Impact of water-deficit stress on tritrophic interactions in a wheat-aphid-parasitoid system

Abstract

Increasing temperature and CO2 concentrations can alter tritrophic interactions in ecosystems, but the impact of increasingly severe drought on such interactions is not well understood. We examined the response of a wheat-aphid-parasitoid system to variation in water-deficit stress levels. Our results showed that arid area clones of the aphid, Sitobion avenae (Fabricius), tended to have longer developmental times compared to semiarid and moist area clones, and the development of S. avenae clones tended to be slower with increasing levels of water-deficit. Body sizes of S. avenae clones from all areas decreased with increasing water-deficit levels, indicating their declining adaptation potential under drought. Compared to arid area clones, moist area clones of S. avenae had a higher frequency of backing under severe water stress only, but a higher frequency of kicking under well-watered conditions only, suggesting a water-deficit level dependent pattern of resistance against the parasitoid, Aphidius gifuensis (Ashmead). The number of S. avenae individuals attacked by the parasitoid in 10 min showed a tendency to decrease with increasing water-deficit levels. Clones of S. avenae tended to have lower parasitism rates under treatments with higher water-deficit levels. The development of the parasitoid tended to be slower under higher levels of water-deficit stress. Thus, the bottom-up effects of water-deficit stressed plants were negative on S. avenae. However, the top-down effects via parasitoids were compromised by water-deficit, which could favor the growth of aphid populations. Overall, the first trophic level under water-deficit stress was shown to have an indirect and negative impact on the third trophic level parasitoid, suggesting that parasitoids could be increasingly vulnerable in future warming scenarios.

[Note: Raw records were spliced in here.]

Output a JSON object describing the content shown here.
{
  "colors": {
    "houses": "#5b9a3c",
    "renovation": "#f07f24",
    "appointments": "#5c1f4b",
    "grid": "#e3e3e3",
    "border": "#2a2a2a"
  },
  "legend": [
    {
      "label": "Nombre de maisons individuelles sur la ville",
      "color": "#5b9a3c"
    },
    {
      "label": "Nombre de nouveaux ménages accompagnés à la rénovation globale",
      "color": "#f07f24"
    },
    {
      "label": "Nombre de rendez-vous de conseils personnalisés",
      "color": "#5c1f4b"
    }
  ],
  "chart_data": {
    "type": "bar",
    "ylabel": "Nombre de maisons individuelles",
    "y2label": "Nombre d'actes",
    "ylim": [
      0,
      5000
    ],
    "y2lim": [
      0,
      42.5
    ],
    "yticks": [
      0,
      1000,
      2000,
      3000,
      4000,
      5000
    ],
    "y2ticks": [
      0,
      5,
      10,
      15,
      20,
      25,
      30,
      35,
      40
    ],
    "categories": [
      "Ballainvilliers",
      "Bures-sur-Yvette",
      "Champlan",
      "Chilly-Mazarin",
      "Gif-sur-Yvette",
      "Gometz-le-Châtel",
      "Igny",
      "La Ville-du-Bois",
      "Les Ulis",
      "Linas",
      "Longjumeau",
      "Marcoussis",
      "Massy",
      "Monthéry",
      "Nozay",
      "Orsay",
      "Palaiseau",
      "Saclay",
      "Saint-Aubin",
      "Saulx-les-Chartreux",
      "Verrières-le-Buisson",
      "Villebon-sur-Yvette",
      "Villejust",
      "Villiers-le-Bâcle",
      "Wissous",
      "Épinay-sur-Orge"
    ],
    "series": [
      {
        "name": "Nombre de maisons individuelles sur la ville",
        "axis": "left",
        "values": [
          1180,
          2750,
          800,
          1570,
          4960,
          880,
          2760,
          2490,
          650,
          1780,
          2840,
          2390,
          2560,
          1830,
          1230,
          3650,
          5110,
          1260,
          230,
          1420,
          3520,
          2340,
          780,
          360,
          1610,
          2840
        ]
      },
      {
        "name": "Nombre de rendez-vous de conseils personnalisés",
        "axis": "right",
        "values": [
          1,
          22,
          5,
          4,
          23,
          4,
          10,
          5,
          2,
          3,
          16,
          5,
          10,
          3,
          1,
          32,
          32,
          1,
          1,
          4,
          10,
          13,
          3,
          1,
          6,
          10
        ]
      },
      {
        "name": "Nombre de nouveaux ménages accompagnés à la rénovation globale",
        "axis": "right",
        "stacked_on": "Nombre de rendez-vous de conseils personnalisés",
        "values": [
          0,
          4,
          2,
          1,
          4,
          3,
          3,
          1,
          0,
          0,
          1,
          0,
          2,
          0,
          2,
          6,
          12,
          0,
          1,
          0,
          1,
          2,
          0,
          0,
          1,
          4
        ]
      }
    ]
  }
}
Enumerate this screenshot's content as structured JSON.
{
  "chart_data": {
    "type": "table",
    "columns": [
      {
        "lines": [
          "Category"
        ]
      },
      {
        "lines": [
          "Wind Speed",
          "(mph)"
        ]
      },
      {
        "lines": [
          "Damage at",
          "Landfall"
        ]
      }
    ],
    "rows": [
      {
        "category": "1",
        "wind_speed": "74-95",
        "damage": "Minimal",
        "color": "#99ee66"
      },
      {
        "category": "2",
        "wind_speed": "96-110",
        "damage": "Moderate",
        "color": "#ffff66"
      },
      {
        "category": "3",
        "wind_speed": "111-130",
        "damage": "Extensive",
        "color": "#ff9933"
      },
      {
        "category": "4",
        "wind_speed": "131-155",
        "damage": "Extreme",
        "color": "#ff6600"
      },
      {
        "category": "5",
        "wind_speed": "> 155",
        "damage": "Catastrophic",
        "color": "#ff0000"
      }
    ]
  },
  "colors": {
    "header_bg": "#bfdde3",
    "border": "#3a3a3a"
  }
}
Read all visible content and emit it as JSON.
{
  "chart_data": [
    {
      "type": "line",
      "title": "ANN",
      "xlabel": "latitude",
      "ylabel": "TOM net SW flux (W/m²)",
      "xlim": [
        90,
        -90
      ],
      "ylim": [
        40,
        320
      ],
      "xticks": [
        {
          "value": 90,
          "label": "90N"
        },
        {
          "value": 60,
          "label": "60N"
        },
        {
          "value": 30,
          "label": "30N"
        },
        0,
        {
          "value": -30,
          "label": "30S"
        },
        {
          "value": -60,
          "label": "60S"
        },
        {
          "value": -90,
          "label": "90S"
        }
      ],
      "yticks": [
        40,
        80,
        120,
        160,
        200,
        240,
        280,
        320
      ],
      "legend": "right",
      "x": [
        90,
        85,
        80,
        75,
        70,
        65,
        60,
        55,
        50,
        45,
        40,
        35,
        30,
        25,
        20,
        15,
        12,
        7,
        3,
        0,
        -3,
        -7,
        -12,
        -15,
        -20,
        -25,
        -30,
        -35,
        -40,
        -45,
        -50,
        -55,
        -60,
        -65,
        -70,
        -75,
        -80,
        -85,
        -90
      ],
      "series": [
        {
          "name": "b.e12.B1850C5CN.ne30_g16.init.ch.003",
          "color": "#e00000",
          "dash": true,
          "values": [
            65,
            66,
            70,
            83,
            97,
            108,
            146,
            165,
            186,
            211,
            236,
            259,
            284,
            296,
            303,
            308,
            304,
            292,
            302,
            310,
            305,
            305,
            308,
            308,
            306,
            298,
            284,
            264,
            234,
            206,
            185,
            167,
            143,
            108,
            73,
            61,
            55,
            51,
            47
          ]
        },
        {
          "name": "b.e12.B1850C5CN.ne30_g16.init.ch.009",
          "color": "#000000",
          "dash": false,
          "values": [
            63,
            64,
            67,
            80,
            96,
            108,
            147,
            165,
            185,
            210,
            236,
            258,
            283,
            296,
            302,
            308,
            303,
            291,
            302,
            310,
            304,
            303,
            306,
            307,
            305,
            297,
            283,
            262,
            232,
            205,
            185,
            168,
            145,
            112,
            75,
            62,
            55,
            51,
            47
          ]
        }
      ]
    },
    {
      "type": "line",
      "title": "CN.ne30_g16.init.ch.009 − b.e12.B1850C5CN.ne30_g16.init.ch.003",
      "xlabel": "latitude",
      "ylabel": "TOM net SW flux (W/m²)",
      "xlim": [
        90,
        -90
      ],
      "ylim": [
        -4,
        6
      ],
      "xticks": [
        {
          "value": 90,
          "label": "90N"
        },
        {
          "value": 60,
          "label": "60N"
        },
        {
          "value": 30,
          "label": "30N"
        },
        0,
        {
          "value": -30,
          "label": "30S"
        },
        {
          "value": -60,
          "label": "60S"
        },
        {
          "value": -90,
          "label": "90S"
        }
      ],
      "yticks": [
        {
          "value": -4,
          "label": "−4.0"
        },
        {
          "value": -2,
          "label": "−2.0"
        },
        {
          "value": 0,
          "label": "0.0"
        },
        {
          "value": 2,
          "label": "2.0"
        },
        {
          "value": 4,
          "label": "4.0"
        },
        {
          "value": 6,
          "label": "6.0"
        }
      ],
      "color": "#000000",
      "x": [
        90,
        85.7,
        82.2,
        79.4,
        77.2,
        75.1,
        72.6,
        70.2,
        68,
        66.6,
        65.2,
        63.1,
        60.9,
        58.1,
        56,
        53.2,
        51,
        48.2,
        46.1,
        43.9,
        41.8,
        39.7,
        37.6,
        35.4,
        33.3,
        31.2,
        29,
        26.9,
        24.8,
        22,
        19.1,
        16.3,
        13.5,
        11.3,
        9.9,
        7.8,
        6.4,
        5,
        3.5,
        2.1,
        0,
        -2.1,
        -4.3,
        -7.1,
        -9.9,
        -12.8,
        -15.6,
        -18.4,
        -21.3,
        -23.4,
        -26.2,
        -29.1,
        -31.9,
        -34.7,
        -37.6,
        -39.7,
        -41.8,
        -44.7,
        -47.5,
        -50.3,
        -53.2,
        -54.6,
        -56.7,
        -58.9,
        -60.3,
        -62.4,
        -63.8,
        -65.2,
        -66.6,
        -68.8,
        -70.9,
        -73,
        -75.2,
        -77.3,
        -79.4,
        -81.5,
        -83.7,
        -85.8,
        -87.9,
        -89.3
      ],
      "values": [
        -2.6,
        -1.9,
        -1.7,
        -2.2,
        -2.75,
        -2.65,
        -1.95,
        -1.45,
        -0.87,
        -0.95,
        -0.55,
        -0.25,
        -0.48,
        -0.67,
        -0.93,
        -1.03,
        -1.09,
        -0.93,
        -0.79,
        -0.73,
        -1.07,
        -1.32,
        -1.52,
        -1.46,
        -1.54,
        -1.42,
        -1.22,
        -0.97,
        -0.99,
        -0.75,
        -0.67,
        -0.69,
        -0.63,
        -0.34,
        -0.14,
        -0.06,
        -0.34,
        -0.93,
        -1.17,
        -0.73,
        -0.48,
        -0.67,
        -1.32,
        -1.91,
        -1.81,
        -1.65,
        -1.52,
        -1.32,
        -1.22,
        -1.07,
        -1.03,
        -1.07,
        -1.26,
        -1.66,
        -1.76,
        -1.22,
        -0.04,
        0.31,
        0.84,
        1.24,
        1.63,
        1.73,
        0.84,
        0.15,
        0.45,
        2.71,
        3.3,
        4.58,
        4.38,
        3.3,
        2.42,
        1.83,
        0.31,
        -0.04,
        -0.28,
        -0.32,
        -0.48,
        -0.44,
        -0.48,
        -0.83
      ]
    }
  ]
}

Fig 1. Sampling locations of Sitobion avenae and Aphidius gifuensis (moist area: Longting Town of Yangxian Co., 33°12'43"N, 107°38'30"E; Jinshui Town of Yangxian Co., 33°16'20" N, 107°47'45" E; semiarid area: Yanlian Co., 35°41’29” N, 109°16’13” E; Yaozhou Co., 34° 53’38” N, 108°58’18” E; arid area: Shanglang Town of Minqin Co., 38°35'48" N, 103°06'17" E; Xiaotian Town of Minqin Co., 38°36'40" N, 103°07'18" E; A. gifuensis larvae sampled in Yangling, 34°16’56” N, 108°04’28” E).

Fig 2. Comparison of body sizes of newly emerged adults of Sitobion avenae clones from arid, semiarid and moist areas under three water treatments (n = 18; different letters on bars indicate significant differences among treatments at the P < 0.05 level, nested ANOVA followed by Tukey tests).

Fig 3

Mean frequencies (/10 min) of Aphidius gifuensis contacts with plants carrying 4^th intar (A) and adult (B) individuals of Sitobion avenae under three water treatments (n = 24; different uppercase and lowercase letters on bars indicate significant differences among water treatments within an area and among areas within a water treatment, respectively; logistic regression, P < 0.05).

Fig 4. Number of Aphidius gifuensis attacks in 30 min on apterous adults of Sitobion avenae clones from arid, semiarid and moist areas under three water treatments (n = 24; different letters on bars indicate significant differences among treatments at the P < 0.05 level, nested ANOVA followed by Tukey tests).

Fig 5

Mean frequencies of behavioral resistance against Aphidius gifuensis for adults of Sitobion avenae clones from arid, semiarid and moist areas under three water treatments (A, backing; B, dropping; C, kicking; n = 24; different uppercase and lowercase letters on bars indicate significant differences among water treatments within an area and among areas within a water treatment, respectively; logistic regression, P < 0.05).